The landfill supervisor, Ryan Boyer, said he worries that the complaints will hinder the expansion process. Boyer has been working with Danielson to fulfill the requirements set up by the county’s board of directors. Some of those requirements include fixing the torn-up highway leading to the landfill as well as better paved roads.
“I believe both sides have their concerns. Some of the locals that don’t want the landfill were frustrated with the litter that was being caused by some of the haulers,” Boyer said.
One of Butler County’s board of supervisors, Ryan Svoboda, said that the issues brought up by residents of David City have been discussed by the board several times in the past. Ryan Svoboda oversees District 6 of Butler County, which is the same district the landfill falls under. Ryan Svoboda would not say which side of the debate he falls under.
“Trucks that are contracted by landfill, their drivers do not follow stop sign regulations and are constantly running stop signs. They’re going at excessive speeds, and there seems to be a lot of nails and bolts and scrape materials that causes lots of flat tired to the surrounding neighbors,” Ryan Svoboda said.
Marv Marshuck, a resident of David City, said he worries about water contamination from the landfill.
“If that thing ever springs a leak it will contaminate the water,” said Marshuck.
Marshuck is referring to the thin liner laid at the bottom of a landfill to collect any liquids that might drain into the surrounding soil. Should a liner break, the groundwater in the area risks being contaminated.
No compliance check done by the Nebraska Department of Environment and Energy, since January 2019 has found any signs of contamination in the groundwater. The department inspects the landfill quarterly for nitrogen, pesticides and other chemicals that may have seeped into the groundwater.

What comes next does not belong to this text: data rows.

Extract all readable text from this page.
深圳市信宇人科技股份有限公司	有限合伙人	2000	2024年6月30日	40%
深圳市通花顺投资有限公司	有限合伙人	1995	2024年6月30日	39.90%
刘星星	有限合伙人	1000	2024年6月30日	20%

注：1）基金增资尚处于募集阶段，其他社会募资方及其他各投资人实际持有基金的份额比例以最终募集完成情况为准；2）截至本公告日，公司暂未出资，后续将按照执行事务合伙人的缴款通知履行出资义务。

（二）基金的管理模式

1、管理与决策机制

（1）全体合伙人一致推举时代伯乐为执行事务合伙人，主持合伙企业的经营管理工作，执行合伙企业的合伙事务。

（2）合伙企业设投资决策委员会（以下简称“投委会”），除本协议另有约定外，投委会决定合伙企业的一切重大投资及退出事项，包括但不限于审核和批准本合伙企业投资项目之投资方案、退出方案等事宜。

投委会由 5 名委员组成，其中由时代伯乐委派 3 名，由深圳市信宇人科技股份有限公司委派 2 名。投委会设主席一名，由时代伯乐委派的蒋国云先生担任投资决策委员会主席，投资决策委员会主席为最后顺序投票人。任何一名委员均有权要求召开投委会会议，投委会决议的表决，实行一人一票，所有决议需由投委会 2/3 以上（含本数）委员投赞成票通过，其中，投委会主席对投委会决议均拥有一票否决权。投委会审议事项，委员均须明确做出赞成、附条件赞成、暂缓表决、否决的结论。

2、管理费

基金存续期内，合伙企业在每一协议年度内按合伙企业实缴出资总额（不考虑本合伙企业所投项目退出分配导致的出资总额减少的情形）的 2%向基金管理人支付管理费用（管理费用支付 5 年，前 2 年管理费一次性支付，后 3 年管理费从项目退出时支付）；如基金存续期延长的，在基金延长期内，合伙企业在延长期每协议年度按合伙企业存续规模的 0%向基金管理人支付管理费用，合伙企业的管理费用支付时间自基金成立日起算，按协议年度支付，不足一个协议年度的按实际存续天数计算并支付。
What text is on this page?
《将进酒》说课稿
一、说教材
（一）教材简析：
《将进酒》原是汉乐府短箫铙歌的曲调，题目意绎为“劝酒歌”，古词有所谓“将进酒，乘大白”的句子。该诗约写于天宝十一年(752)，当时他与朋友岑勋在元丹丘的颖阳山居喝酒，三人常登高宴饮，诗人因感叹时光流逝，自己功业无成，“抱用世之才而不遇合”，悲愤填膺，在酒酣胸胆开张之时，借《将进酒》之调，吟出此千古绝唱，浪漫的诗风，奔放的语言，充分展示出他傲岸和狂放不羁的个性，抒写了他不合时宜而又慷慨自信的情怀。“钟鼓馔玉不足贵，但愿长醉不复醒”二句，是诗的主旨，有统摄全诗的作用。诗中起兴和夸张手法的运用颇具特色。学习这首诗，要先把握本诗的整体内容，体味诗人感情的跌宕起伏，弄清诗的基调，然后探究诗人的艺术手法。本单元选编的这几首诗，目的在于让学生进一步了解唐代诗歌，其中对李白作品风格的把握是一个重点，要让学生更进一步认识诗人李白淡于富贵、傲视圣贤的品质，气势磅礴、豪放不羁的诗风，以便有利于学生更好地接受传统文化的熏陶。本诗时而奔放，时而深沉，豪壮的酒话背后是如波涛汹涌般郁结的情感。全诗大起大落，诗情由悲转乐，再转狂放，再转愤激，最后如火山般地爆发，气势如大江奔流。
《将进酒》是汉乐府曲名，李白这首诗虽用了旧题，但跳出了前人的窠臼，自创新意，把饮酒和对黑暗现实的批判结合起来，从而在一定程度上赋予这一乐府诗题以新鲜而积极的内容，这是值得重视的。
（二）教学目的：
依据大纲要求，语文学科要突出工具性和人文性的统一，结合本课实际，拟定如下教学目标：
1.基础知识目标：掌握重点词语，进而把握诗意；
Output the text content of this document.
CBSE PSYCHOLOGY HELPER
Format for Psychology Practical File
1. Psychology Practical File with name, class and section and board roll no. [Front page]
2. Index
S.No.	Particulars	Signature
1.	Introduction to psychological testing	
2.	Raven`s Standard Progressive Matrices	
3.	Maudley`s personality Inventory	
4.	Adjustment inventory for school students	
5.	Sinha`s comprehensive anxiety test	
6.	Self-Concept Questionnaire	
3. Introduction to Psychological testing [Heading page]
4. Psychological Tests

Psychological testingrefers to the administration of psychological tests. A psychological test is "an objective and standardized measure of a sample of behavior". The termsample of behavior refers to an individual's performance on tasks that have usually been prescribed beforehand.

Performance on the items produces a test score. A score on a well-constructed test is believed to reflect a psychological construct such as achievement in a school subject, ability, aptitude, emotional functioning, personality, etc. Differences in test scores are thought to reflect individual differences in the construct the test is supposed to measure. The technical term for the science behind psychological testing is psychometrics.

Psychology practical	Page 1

That is just one of three primary concerns for David City residents.
Roger Svoboda, another resident of David City, said that nails falling from uncovered hauling trucks litters the roads leading to the landfill.
“If you don’t run decent tires, you’re dealing with flat tires all the time with them. When you get down to it, there’s almost no tire life,” Roger Svoboda said.
Long time resident Kent Polacuk is experiencing similar issues with the nails that litter the roads.
“There was one day that I could smell it and I work in David City. You get a humid day and it sort of lingers in the air,” Polacuk said.
With these complaints in mind, the Butler County Landfill after a three year chore list of compliance checks by both DEE and the board will look to submit a review of their operations permit in order to go before the board to try again for expansion.
“We bring a lot of business to the community,” Danielson said. “When we have contractors on-site, whether that’s constructing new landfills … they spend a lot of money in the local community.”